Gestern wieder ein Brief von Rudi Gödel. Er hat Hannchen besucht. Sie ist gut untergebracht, hat weniger Schmerzen (wegen Bettruhe & wohl wegen Medikamenten). Sie fürchtet Lähmung. Er erwähnte, daß ich viell. komme was sie mißtrauisch machte. Man sollte ihr wohl die Wahrheit sagen. Ich habe Dor. beschworen, dies bei mir zu tun, wenn es so eintreten sollte & es ihr versprochen. Rudi sagt man suche nach dem Herd, ohne ihn zu finden aber selbst dann kann die Metastase nicht aufgehalten werden. Ich werde bestimmt n. Wien fliegen, wohl in den ersten Apriltagen. R. sagt niemand könne wissen wie lange sie noch leben wird. Es könne ein plötzliches Versagen des Herzens eintreten. – Nun denke ich oft an gemeinsames unseres Lebens. Viel gutes & schönes; alle kleinen Irritationen verschwinden. Ich glaube ich bin im allg. ein guter Bruder gewesen; in der Wohnung habe ich mich immer wohl gefühlt, sie hat das gut gemacht. Es war ihr, mein, & der Eltern Heim.

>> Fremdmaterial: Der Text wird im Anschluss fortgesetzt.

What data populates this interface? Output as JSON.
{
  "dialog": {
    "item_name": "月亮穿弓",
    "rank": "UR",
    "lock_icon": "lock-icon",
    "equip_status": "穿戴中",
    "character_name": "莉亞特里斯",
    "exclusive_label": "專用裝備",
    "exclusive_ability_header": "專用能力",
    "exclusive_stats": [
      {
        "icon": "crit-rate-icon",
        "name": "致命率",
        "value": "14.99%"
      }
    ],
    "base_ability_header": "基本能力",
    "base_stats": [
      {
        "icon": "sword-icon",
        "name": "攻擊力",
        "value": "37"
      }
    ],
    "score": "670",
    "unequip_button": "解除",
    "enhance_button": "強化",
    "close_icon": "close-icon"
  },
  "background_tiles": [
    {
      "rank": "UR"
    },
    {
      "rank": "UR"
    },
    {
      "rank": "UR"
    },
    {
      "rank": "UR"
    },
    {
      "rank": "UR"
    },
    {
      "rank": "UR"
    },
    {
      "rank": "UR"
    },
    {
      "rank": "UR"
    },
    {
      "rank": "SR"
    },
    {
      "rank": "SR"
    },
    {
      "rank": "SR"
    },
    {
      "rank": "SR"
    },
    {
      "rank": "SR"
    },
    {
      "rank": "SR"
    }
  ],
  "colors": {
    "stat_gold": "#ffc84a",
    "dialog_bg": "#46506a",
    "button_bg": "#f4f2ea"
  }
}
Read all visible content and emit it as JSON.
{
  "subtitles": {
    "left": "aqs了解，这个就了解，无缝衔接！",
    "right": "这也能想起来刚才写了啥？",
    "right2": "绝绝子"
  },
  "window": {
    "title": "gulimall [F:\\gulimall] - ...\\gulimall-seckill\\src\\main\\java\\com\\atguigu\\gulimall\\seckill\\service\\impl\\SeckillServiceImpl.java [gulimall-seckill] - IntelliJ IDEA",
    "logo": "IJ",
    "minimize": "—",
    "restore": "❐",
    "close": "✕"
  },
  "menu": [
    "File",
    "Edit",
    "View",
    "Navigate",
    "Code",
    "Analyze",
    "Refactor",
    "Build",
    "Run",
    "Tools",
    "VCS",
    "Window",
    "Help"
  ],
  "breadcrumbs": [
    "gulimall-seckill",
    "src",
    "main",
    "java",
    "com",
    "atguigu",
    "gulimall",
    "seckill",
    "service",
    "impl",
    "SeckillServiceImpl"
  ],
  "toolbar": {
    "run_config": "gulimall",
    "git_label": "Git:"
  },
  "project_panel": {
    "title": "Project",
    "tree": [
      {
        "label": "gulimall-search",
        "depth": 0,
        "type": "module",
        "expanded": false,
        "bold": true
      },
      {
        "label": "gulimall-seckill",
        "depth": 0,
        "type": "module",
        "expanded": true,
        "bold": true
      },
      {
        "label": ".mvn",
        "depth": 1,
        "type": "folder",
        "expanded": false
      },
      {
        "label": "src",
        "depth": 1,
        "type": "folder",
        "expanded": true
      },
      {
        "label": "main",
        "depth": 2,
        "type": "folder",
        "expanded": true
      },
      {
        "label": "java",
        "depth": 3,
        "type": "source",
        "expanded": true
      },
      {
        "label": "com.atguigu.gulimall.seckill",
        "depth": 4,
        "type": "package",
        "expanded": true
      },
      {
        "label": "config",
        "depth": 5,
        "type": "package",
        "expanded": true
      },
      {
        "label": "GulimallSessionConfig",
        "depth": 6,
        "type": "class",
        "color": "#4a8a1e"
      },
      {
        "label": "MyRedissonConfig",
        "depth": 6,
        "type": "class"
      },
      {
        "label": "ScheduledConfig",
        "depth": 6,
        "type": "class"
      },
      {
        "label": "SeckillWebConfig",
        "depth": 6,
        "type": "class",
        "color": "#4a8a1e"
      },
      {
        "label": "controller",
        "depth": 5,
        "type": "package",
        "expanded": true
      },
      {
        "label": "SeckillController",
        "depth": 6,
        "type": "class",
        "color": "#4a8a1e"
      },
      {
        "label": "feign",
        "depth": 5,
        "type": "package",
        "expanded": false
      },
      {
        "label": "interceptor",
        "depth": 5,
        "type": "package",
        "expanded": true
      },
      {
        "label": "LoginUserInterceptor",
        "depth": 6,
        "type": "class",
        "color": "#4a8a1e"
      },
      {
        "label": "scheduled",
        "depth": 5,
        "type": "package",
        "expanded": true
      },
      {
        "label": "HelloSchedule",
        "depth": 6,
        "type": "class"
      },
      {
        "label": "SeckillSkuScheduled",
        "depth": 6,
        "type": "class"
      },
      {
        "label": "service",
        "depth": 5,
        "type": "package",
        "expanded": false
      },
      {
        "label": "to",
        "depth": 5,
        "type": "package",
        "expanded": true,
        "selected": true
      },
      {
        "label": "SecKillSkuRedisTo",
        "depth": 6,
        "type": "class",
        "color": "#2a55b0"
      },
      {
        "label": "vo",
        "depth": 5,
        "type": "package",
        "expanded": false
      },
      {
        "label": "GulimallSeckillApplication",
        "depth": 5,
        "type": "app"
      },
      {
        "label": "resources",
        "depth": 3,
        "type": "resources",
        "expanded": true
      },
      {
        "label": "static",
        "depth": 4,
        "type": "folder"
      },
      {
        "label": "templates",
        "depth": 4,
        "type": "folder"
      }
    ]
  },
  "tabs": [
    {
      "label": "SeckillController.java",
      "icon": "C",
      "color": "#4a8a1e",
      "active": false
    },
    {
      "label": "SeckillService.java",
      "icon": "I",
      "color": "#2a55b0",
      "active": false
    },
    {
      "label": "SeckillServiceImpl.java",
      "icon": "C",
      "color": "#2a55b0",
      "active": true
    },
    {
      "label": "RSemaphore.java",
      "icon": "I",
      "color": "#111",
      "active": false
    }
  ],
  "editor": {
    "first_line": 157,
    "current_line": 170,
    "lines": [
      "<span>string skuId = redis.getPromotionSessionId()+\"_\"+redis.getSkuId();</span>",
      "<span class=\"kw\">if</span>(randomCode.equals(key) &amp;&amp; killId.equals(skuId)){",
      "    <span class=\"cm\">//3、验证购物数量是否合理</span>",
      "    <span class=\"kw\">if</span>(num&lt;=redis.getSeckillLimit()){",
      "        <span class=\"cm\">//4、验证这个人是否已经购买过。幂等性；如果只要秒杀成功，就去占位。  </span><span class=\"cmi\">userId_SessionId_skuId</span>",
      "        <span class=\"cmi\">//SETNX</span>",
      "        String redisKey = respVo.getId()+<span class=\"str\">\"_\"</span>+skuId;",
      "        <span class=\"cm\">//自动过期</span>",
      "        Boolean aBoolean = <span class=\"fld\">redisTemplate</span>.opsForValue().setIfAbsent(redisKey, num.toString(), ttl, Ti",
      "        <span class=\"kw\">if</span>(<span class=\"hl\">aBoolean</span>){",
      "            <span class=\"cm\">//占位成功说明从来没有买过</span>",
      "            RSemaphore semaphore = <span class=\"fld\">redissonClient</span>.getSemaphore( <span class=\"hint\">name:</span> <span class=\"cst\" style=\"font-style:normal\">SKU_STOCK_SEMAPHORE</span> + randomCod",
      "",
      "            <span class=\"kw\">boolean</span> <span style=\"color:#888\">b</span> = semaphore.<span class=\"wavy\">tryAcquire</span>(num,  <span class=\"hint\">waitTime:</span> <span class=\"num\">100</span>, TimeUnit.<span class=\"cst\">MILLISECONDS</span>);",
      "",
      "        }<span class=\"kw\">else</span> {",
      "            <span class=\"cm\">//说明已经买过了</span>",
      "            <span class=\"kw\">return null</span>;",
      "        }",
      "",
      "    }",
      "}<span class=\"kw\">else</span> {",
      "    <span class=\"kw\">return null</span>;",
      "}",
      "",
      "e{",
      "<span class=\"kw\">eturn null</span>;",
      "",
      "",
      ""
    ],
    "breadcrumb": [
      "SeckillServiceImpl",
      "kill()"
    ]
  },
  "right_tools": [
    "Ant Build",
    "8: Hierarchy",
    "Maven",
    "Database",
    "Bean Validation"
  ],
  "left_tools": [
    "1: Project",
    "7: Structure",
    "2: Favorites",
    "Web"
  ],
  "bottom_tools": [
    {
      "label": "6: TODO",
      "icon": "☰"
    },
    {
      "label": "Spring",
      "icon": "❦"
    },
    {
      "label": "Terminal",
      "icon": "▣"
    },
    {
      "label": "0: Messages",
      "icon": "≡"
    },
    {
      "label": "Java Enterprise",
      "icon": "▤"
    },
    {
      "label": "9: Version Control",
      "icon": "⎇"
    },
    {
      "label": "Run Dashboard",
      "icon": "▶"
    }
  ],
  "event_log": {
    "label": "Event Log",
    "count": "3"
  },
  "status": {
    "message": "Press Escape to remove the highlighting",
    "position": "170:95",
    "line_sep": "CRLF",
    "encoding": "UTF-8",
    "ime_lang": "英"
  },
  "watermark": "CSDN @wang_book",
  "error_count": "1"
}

Dorothy ist voller Sorge & Anteilnahme & wie immer plant vorsorglich. Carl, der vorigen Montag ins Office kam war betrübt, aber es liegt ihm ferner & Karin weiss nur daß H. sehr krank ist. Sie soll auch jetzt nicht mit mehr belastet werden. Aber das Leben geht weiter, solange es kann. So mußte ich Di. nach N.Y. zu Midland sowohl Stockh. meeting als auch Board & Lunch. (Jetzt lasse ich meine Dir. Fee akkumulieren, zahlbar in etlichen Jahren, wegen bess. Steuern dann; das sollte pro Jahr ˜ $ 1500 ausmachen. Ebenso die Ma Gewinnbeteil. ˜ $ 2400,- pro Jahr.). Mi. mit Knorr nach Wash.; wir assen im Trader Tic, sehr gut & er erzählte von seiner Studienzeit: immer Schulden, Mädchen, usw. in Wien wie in Paris. Schulden selbst bis sein 1. Kind geboren wurde, - Er ist ebenso gut wie angenehm. Do. bei AEC wegen Plowshare, ausführl. Diskussion von mehreren Stunden. Es sind verwickelte Probleme. Alles mit antiprolif. verbunden (wie wir wohl wissen) etc. etc. Klaus & ich haben viel von der geheimen Korrespondenz gelernt. Später im Pentagon, unbefriedigend mit dem Dir. of Op. Res. der Army (schlecht vorbereitet von Wang) & bei Don Cotter, der die South-East Asia Sachen bei John Foster hat. Sehr deprimiert über die Aussichtslosigkeit des Viet-nam Krieges. Wir haben falsche Taktik. Die Armee ist altmodisch-eigensinnig. Widerstand gegen non-lethal Methoden (ich sagte, viel des Widerstandes komme von der Verbindung dieser harmlosen Sachen mit BW etc.) Es könne Jahre so weiter gehen. Man hat eine Überraschung gegen Infiltrierung vor, wird aber erst im Herbst anwendbar. Es kann natürlich immer noch diplom. Überraschungen geben. Am Zuge trafen wir Fred Stephan, mit dem wir assen & mit dem gut zu reden ist. Aber er ist gekünstelt.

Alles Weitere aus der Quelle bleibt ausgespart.